I recently began studying Database Scaling and have a few questions.
Please correct me if I’m mistaken on the following points:
- A database (db) is a collection of tables (in relational databases) or collections (in non-relational databases).
- A software system that manages databases (and performs various other tasks) is called a Database Management System.
- A database server is a machine that stores the actual data (the "database") and runs an instance of a DBMS.
- Types of database include: relational, document-based, graph-based, etc. Types of dbms includes: MySQL, Postgres, MongoDB, DynamoDB, etc
Assuming the above are correct, I believe the following are the primary ways to scale a database server horizontally:
A. Monolithic Architecture
One MySQL (or Postgres, MongoDB, etc.) instance managing 5 databases. Each of these 5 databases contains 3 tables of its own. All 5 databases are part of the same application (for example, Uber).
B. Database Replication
5 MySQL instances on 5 different servers. Each instance contains all 5 databases, and each database has 3 tables. This can involve either master-slave or master-master replication setups.

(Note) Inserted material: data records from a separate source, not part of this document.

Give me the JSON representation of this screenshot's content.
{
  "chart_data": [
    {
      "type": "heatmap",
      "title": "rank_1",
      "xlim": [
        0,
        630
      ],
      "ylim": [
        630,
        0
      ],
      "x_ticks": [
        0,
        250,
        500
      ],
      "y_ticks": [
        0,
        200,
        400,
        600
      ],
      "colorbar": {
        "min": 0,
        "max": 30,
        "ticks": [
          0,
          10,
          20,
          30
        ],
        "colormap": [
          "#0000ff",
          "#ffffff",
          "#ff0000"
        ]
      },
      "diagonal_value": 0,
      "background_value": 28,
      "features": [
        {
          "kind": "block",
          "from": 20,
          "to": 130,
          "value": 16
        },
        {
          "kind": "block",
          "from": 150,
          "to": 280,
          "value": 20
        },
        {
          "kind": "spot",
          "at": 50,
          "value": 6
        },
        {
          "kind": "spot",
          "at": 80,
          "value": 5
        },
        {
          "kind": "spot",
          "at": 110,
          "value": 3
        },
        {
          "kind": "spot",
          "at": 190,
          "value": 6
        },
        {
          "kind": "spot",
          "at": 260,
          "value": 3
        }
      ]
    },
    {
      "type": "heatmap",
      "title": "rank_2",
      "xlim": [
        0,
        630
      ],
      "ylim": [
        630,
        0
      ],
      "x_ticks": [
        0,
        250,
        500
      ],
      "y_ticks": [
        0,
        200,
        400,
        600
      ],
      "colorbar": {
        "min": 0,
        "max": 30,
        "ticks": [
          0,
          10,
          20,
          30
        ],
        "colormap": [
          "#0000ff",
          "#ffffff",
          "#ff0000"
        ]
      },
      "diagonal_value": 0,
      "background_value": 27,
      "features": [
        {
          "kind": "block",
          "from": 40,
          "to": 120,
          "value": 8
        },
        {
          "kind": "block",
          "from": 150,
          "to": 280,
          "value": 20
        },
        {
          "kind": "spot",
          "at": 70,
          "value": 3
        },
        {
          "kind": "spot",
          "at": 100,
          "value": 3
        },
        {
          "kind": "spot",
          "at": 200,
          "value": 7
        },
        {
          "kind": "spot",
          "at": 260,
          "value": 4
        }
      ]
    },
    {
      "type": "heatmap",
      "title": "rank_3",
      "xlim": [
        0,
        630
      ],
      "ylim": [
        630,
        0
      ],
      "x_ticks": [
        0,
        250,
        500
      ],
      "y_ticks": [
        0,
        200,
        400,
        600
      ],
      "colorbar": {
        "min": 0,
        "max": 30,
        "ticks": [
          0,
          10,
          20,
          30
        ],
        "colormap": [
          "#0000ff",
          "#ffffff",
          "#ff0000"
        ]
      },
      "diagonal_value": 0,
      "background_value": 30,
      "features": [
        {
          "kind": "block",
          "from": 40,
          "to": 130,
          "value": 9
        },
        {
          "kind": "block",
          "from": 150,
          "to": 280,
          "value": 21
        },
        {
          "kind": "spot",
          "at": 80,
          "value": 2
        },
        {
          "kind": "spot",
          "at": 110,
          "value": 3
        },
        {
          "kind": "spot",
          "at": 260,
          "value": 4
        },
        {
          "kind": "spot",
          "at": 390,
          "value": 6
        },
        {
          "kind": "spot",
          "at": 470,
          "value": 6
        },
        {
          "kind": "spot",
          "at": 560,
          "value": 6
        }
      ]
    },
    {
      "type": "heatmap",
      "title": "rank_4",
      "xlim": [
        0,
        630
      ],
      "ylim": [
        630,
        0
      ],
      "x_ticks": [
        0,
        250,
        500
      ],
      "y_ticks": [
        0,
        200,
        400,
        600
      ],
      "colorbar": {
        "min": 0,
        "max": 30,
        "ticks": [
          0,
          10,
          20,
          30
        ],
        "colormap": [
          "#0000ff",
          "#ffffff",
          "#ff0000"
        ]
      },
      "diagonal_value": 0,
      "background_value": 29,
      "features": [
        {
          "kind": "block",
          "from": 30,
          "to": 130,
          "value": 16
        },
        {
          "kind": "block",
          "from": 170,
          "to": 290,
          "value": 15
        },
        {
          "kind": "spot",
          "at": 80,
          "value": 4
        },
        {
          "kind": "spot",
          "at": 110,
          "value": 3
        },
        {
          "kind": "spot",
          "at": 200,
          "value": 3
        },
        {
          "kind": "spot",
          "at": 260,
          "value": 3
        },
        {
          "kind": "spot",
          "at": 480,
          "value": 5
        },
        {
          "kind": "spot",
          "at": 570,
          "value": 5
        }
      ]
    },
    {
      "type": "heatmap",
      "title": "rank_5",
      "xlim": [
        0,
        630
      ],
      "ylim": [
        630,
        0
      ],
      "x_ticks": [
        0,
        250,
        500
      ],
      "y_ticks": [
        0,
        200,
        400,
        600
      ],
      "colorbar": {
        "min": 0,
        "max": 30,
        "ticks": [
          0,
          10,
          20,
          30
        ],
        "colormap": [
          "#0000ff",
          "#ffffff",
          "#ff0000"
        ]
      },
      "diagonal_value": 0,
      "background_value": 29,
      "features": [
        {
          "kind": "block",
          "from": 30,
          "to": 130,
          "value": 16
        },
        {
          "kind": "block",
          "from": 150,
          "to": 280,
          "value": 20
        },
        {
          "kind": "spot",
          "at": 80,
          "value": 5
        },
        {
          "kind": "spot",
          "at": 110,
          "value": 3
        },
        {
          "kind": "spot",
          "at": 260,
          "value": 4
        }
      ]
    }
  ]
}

C. Microservices Architecture
5 MySQL instances on 5 servers, with each instance managing only one of the 5 databases. Each database contains its own 3 tables, and each instance serves a specific microservice.
D. Sharding
5 MySQL instances on 5 servers. Each instance has all 5 databases, and each database contains 3 tables. However, each instance’s user.db's "user" table only holds a subset of the total user data.
E. Sharding + Partitioning
In the scenario described above, each "user.db" (spread across different instances) implements database partitioning (for example, based on user IDs).
F. Sharding + Replication
Each MySQL instance has a master-slave or master-master replication setup while also handling its own shard of the overall data.
G. Sharding + Partitioning + Replication
Questions:
- What are your thoughts on the scalability methods described above?
- In a monolithic application (such as Uber on its first day), would it make sense to "avoid" placing all tables in a single database? Instead, should separate databases be created (e.g., "user.db" for user-related tables and "vehicle.db" for vehicle-related tables) while still storing them on the same database server under a single DBMS instance?
- Can a single DBMS instance manage two databases located on different servers?
- Is it possible to run two DBMS instances on the same server?
E, F, & G
are all arbitrary combinations and not a fully complete list. E.g. Partitioning can be used on it's own as well, for specific use cases. And then different RDBMS have more specific technologies that can be used to help with scaling as well. E.g. besides Replication, SQL Server also has Log Shipping and AlwaysOn Availability Groups which can be used for improved horizontal scalability.